When OpenClaw launched in early 2026, it spread fast. The open-source personal AI agent accumulated more than 200,000 GitHub stars, built a thriving skills marketplace, and made the case that always-on AI agents running through messaging platforms like WhatsApp and Telegram were ready for everyday use. Its inventor eventually joined OpenAI.

Now it has serious competition.

Hermes Agent, an open-source agent released in February by New York-based AI lab Nous Research, recently surpassed OpenClaw on a key usage metric: daily token consumption, as tracked by the AI model platform OpenRouter. For an agent ecosystem that was barely a year old, that’s a meaningful shift in the benchmark.

But the more interesting story isn’t the leaderboard. It’s what Hermes Agent does differently — and what that signals about where general-purpose agents are heading.

Self-Improving by Design

Most AI agents today are static. You configure them, give them tools, and they execute. Hermes Agent takes a different approach: it builds new skills as it works.

In the SKILL.md format used by many agentic frameworks, skills are instruction files that tell an agent how to accomplish a task using tools like bash scripts, web search, or database queries. Hermes Agent ships with built-in skills and can access additional ones from Skills Hub, a marketplace that’s smaller than OpenClaw’s crowd-sourced library but growing.

What sets Hermes Agent apart is that it also creates skills on its own.
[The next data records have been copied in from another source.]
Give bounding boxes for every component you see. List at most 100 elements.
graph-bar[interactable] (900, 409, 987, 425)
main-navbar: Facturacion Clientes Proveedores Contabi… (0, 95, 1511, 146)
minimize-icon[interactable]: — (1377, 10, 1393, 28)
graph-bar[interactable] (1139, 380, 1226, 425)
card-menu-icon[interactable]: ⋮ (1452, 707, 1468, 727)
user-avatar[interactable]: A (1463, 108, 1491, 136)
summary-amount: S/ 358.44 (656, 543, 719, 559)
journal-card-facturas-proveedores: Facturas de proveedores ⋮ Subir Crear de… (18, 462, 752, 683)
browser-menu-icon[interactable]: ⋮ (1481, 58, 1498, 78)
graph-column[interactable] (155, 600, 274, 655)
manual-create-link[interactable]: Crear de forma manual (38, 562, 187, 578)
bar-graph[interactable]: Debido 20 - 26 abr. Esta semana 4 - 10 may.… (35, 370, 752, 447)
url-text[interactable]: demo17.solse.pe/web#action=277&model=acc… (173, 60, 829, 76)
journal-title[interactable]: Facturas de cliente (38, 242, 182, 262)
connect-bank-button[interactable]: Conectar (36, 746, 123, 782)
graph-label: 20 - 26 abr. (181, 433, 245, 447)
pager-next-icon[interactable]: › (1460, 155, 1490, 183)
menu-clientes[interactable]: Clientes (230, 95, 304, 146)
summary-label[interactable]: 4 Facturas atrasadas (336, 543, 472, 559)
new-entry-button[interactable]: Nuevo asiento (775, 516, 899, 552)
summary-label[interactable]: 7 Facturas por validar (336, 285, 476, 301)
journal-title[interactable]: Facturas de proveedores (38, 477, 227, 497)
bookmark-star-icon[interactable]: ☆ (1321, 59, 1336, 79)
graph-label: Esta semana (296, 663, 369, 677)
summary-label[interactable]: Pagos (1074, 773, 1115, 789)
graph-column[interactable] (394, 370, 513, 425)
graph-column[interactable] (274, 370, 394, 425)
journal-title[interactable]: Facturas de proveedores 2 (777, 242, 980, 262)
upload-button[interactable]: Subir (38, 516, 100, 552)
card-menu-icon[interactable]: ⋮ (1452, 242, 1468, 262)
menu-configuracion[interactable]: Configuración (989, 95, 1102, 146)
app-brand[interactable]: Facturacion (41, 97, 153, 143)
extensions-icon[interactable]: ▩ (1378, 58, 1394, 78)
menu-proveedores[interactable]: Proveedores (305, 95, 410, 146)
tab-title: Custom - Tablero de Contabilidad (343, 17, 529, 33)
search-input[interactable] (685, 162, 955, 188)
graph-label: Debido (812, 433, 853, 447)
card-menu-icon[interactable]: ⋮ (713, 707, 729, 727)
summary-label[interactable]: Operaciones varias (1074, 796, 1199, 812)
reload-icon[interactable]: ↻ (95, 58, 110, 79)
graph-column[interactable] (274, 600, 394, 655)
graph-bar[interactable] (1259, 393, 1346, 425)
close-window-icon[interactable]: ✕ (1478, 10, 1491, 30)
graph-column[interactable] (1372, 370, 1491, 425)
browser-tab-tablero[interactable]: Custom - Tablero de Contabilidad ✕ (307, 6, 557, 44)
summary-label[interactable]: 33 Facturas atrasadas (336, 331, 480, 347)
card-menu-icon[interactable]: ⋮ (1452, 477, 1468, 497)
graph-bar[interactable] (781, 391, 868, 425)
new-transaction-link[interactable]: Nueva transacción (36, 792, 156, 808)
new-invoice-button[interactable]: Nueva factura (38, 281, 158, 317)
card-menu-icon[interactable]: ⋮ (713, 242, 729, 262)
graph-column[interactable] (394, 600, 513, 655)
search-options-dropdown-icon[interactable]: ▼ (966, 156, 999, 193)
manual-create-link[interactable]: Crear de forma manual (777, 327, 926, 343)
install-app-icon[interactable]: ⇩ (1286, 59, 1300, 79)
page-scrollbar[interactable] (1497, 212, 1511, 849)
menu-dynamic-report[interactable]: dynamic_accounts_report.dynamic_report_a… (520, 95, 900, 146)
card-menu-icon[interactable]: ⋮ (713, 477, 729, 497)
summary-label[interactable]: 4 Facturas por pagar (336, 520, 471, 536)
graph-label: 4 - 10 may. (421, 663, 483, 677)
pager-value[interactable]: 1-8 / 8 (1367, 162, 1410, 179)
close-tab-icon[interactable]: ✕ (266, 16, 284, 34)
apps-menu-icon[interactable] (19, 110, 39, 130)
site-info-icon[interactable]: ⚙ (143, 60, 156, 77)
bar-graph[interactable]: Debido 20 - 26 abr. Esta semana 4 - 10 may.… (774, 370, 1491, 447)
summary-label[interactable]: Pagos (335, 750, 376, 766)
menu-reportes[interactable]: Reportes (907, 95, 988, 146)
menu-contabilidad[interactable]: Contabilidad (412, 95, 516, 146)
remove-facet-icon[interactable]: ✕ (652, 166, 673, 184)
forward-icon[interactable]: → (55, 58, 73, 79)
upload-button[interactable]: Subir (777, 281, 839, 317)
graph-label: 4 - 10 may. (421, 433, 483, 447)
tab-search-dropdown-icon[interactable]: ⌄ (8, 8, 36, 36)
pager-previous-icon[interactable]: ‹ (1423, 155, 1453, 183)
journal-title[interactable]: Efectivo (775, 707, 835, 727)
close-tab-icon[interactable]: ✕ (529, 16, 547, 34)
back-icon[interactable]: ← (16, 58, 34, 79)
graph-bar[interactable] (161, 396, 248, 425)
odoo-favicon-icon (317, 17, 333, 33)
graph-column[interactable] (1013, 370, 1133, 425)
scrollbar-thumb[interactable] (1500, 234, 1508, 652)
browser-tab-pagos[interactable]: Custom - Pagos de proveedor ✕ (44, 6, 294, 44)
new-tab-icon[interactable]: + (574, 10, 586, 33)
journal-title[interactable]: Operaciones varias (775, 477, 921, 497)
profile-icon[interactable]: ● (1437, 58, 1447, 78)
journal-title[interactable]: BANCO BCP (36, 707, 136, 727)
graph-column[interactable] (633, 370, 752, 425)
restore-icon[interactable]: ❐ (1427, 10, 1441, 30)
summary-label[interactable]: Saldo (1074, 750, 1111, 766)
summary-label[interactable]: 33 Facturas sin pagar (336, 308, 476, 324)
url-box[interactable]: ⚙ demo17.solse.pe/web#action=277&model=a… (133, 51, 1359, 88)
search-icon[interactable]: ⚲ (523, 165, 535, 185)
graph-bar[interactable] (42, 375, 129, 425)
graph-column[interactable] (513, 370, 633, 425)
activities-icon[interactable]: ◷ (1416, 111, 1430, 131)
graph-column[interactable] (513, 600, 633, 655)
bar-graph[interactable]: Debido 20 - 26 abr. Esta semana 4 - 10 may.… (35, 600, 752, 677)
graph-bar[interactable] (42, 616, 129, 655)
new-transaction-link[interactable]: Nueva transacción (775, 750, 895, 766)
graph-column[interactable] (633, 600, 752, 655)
When the agent works through a complex problem or resolves an error — and judges the result successful — it automatically generates a new skill to encode that behavior for future use. A background system called Curator manages the resulting library, archiving unused skills after 90 days and periodically using an LLM to decide whether to keep, merge with similar ones, or retire skills.

The result is an agent that gets incrementally better at the specific tasks you actually use it for.

A More Sophisticated Memory Model

Hermes Agent also rethinks how agents remember context. It maintains two persistent memory files: one for user preferences and one for workflows and lessons learned. Before adding anything new, the agent checks whether a similar memory already exists, whether the new memory is specific enough to be useful, and whether it would push the file past a preset length. When it does, it automatically merges related entries rather than just appending.

Beyond those files, Hermes Agent maintains a searchable conversation database. It also supports external memory providers like Honcho, which analyzes every message to build a model of user preferences, goals, and patterns over time.

This is a meaningful departure from most current agents, who treat each session as a fresh start. Hermes Agent is designed to accumulate context across interactions — not just remember what you said yesterday, but recognize patterns in how you work.

Goal Tracking and Persistent Execution

Hermes Agent also adds a persistent goal-tracking loop. Users can define a goal in a message, and after the agent responds, a separate judge model evaluates whether the goal was actually completed. If not, the agent keeps working — up to a configured maximum number of turns. Similar capability exists in Claude Code, OpenAI Codex, and OpenClaw via a plugin.

For users who want to hand off a task and come back later, that’s a practical feature with real implications for how much autonomy they can trust these agents to handle.

The Bigger Picture

Mitch Ashley, VP and practice lead for software lifecycle engineering at The Futurum Group, sees Hermes Agent as confirmation of a broader pattern. “OpenClaw signaled the start of a category, and the variants that followed confirm personal AI agents are converging on experience-accumulating designs,” he said. “Hermes Agent advances that pattern with self-generated skills, persistent memory, and cross-session goal tracking, turning each successful execution into a reusable capability.”

That convergence has implications for enterprises that go beyond feature comparisons. “Agents that modify their own skill libraries and accumulate context create verification obligations; stateless assistants do not,” Ashley added. “Enterprises must observe and constrain that behavior before extending autonomy, because the visibility ceiling sets the deployment ceiling.”

It’s a pointed reminder that the same capabilities making these agents more useful also make governance harder. An agent that builds its own skills and retains cross-session memory is more powerful than one that doesn’t — and less predictable in ways that matter to security and compliance teams.

Hermes Agent runs locally or in the cloud, supports a wide range of large language models, and integrates with around 20 messaging services. It connects to integrated development environments via the Agent Communication Protocol. Like OpenClaw, it’s not tied to a specific model, platform, or skill format — a design choice that keeps options open as the underlying AI landscape continues to shift quickly.

The fact that Hermes Agent has outpaced OpenClaw on daily token consumption in just a few months is partly a reflection of its growing community. But it’s also a signal that users are responding to agents that do more than execute tasks. They want agents that adapt, learn, and get better over time.

That’s a different kind of tool. And it’s becoming the baseline.